C’è chi lo chiama capretto Bella Napoli, ma è più comunemente detto ‘o ruoto o furno: in qualsiasi caso, si tratta di un altro dei simboli della Pasqua cristiana, forse il più importante, qui cotto in forno con piselli e patate. Nonostante si parli di capretto – cucciolo di capra macellato non oltre i 2 mesi di vita – in molti casi la ricetta viene fatta con l’agnello, il cui legame con la festività è descritto nella Bibbia, nel racconto della liberazione degli ebrei dalla schiavitù egizia.
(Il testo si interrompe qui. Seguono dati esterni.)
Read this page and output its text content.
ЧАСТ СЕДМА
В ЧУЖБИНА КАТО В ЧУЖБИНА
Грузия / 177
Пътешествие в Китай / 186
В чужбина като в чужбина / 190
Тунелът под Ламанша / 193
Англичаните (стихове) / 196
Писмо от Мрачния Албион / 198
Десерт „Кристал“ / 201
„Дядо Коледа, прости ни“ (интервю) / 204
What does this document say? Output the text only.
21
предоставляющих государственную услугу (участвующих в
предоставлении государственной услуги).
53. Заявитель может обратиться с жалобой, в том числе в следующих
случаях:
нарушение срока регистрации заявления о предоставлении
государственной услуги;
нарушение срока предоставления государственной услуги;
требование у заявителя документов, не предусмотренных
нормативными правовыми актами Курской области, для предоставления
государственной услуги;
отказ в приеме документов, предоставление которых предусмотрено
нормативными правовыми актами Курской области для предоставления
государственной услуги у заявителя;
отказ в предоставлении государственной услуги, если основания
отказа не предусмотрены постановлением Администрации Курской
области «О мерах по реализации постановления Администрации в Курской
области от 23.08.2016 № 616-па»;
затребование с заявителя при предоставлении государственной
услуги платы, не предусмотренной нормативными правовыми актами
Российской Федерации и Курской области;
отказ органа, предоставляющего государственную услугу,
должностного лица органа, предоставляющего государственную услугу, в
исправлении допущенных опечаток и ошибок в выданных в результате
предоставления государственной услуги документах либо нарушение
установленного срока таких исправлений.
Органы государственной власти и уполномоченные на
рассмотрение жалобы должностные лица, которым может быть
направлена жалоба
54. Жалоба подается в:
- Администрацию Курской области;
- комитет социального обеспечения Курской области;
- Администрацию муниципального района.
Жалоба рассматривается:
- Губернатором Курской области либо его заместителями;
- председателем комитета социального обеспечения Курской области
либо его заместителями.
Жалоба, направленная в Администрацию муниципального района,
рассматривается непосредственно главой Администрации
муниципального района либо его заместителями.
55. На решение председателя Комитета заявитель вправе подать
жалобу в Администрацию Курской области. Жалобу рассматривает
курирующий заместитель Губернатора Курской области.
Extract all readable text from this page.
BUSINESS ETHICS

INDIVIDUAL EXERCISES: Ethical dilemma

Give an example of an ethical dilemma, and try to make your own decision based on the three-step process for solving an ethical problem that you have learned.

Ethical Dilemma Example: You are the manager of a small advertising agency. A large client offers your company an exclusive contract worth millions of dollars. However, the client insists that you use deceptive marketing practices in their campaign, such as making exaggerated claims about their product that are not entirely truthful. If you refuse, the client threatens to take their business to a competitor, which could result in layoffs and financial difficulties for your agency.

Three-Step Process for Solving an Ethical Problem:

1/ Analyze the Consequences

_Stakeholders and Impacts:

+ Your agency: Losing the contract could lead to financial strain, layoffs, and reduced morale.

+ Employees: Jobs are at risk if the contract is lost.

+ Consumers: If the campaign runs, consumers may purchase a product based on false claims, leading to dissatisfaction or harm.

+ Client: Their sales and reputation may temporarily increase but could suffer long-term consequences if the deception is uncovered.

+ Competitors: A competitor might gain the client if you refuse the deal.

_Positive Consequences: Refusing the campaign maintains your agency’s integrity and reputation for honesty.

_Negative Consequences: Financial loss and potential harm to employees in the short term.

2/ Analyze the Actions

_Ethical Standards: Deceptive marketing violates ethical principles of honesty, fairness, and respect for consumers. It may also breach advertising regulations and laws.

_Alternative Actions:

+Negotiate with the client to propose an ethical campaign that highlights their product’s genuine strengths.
Prima di mettersi in viaggio per la Terra Promessa, ogni famiglia dovette sacrificare un agnello e segnare le imposte della propria casa con il sangue dell’animale, così che l’Angelo del Signore, giunto nella notte per fare giustizia uccidendo i primogeniti degli egizi, potesse riconoscere le loro abitazioni e risparmiare i figli degli innocenti. E sono proprio le sacre scritture a dare indicazioni circa la cottura: “Non lo mangerete crudo, né bollito nell’acqua, ma solo arrostito al fuoco con la testa, le gambe e le viscere”. È l’Agnus Dei, l’agnello di Dio della liturgia che per il Cristianesimo rappresenta il figlio di Gesù, pronto a sacrificarsi per la redenzione dei peccati dell’umanità.

Minestra maritata

Che sia uno dei piatti tipici del Natale è risaputo, ma la minestra maritata viene in realtà gustata molto spesso anche la domenica di Pasqua. Il nome lo si deve all’unione tra carne e verdure, che in questo piatto si “maritano”, ovvero si sposano e mescolano insieme creando un piatto unico ricco e saporito. È una ricetta antica, quella della minestra maritata, alle volte trascurata in favore di piatti più conosciuti, ma non per questo meno buona: per prepararla in casa occorrono cicoria, scarola, verza, borragine e tutte le parti del maiale meno pregiate, compresi i tagli di scarto. Un piatto di recupero da gustare con il pane tostato, un tempo sostituito dagli scagliuozzi, delle frittelle di farina di mais tipiche della tradizione napoletana.